Benchmarked a local-first MCP code-intel server on gin / nestjs / react — full methodology + reproducer

Posted by Parking-Geologist586@reddit | LocalLLaMA | View on Reddit | 0 comments

I've been working on a local-first code intelligence MCP server and benchmarked it on three pinned public repos. All numbers are reproducible with one command (npm run bench clones the exact versions and runs the profiler).

Repo	Files	Cold index	Search p95	Impact p95	DB size
gin-gonic/gin v1.10.0	99	10s	12ms	0.75ms	4 MB
nestjs/nest v10.4.0	1,709	22s	14ms	0.88ms	11 MB
facebook/react v18.3.1	4,368	152s	26ms	1.18ms	67 MB

Measured on M-series Apple Silicon, no GPU, cold start includes the full index build.

Stack

Parser: regex-based across 18 languages (TS / JS / Python / Go / Rust / Java / C / C++ / Ruby / PHP + 8 more). Tree-sitter upgrade is on the roadmap but not blocking.
Embeddings: all-MiniLM-L6-v2, ONNX, int8-quantized, 384 dimensions, \~90MB. Runs locally via onnxruntime-node. No cloud calls, no API keys.
Search: hybrid — BM25 (via SQLite FTS5) + cosine similarity over the embeddings + PageRank over the dependency graph. Fused via Reciprocal Rank Fusion (k=60). PageRank is stored as a column on the files table, computed once per full index.
Storage: single SQLite file per project at ~/.sverklo/<project-hash>/index.db. Full on-disk format is documented at docs/index-format.md.
Symbol graph: parsed call-site references stored in symbol_refs, lazy resolution against chunks at query time. Impact analysis is an indexed SQL join — sub-millisecond because the work was done at index time.
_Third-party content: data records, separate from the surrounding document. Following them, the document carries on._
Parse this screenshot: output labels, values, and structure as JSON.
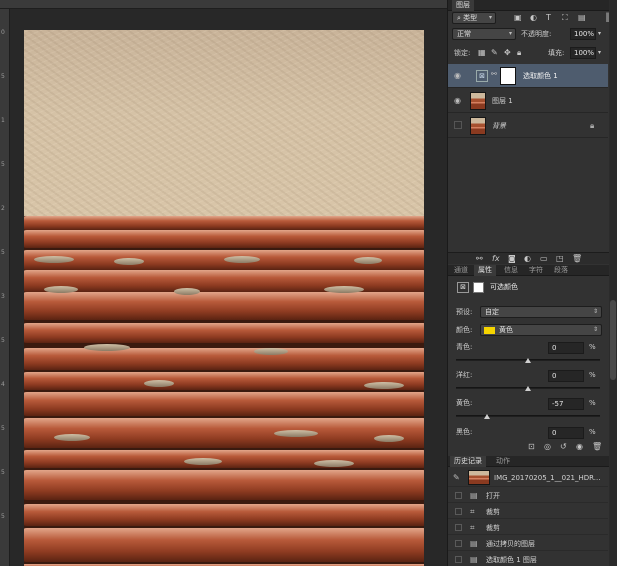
{
  "rulers": {
    "left_ticks": [
      "0",
      "5",
      "1",
      "5",
      "2",
      "5",
      "3",
      "5",
      "4",
      "5",
      "5",
      "5"
    ]
  },
  "layers_panel": {
    "tab_label": "图层",
    "filter_type": "类型",
    "blend_mode": "正常",
    "opacity_label": "不透明度:",
    "opacity_value": "100%",
    "lock_label": "锁定:",
    "fill_label": "填充:",
    "fill_value": "100%",
    "layers": [
      {
        "name": "选取颜色 1",
        "selected": true
      },
      {
        "name": "图层 1",
        "selected": false
      },
      {
        "name": "背景",
        "selected": false
      }
    ]
  },
  "properties_panel": {
    "tabs": [
      "通道",
      "属性",
      "信息",
      "字符",
      "段落"
    ],
    "active_tab": "属性",
    "title": "可选颜色",
    "preset_label": "预设:",
    "preset_value": "自定",
    "color_label": "颜色:",
    "color_value": "黄色",
    "color_swatch": "#f5d400",
    "sliders": [
      {
        "label": "青色:",
        "value": "0",
        "unit": "%",
        "fraction": 0.5
      },
      {
        "label": "洋红:",
        "value": "0",
        "unit": "%",
        "fraction": 0.5
      },
      {
        "label": "黄色:",
        "value": "-57",
        "unit": "%",
        "fraction": 0.215
      },
      {
        "label": "黑色:",
        "value": "0",
        "unit": "%",
        "fraction": 0.5
      }
    ]
  },
  "history_panel": {
    "tabs": [
      "历史记录",
      "动作"
    ],
    "snapshot": "IMG_20170205_1__021_HDR...",
    "items": [
      "打开",
      "裁剪",
      "裁剪",
      "通过拷贝的图层",
      "选取颜色 1 图层"
    ]
  },
  "colors": {
    "panel_bg": "#323232",
    "selected_layer": "#4e5c6e",
    "arrow": "#e8302c"
  }
}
Why not just a bigger embedding model?

Because the three signals handle different failure modes:

BM25 catches exact identifier and string-literal matches that embeddings miss or misrank ("find every call to parseFoo").
Vector catches intent-shaped queries where the user doesn't know the identifier ("find the retry logic in the HTTP client").
PageRank separates "which files match" from "which files matter." Critical when a query returns 50 hits in tests and 2 hits in production code.

Any one signal on its own has clear failure cases. Fusing them with RRF is scale-invariant and catches the complementary strengths.

Honest weaknesses

Exact string lookup: ripgrep beats it. I use ripgrep all the time; sverklo is complementary, not a replacement.
Small repos: under \~50 files the indexing overhead doesn't pay off. Just read everything.
Framework wiring questions: "how is this bean registered" shapes return poor results because the answer lives in an annotation or a build-generated class, not in code that names the concept. The tool detects this query shape and explicitly recommends grep for the annotation instead.
Unicode identifiers in Kotlin / Swift: the word-boundary matcher uses \w which is ASCII-only. Non-ASCII identifiers fall back to substring mode.

What I actually built it for

MCP servers for AI coding agents (Claude Code, Cursor, Windsurf, Google Antigravity) mostly either (a) upload your code to a cloud index or (b) hallucinate file paths because they don't have an actual graph. I wanted something that
gave Claude Code the same mental model of a repo that a senior engineer has — symbol reachability, blast radius, test coverage, structural importance — without anything leaving my laptop.

Technical deep-dive

BENCHMARKS.md — reproducer script, methodology, raw results
docs/index-format.md — on-disk layout, SQLite schema, RRF fusion details, PageRank computation
DOGFOOD.md — the three-session quality-gate protocol I ran before shipping v0.2.16, including the four bugs I found in my own tool and fixed

Install

npm install -g sverklo
cd your-project && sverklo init

sverklo init auto-detects your installed AI coding agent and writes the right MCP config. MIT licensed. Opt-in telemetry (off by default, full schema documented, mirrored to a local log before any network call).

Repo: github.com/sverklo/sverklo

If anyone wants to benchmark sverklo against another local-first tool on the same repos, I'll run whatever comparison you propose and post the numbers in a reply. Interested in what shape of query breaks it most.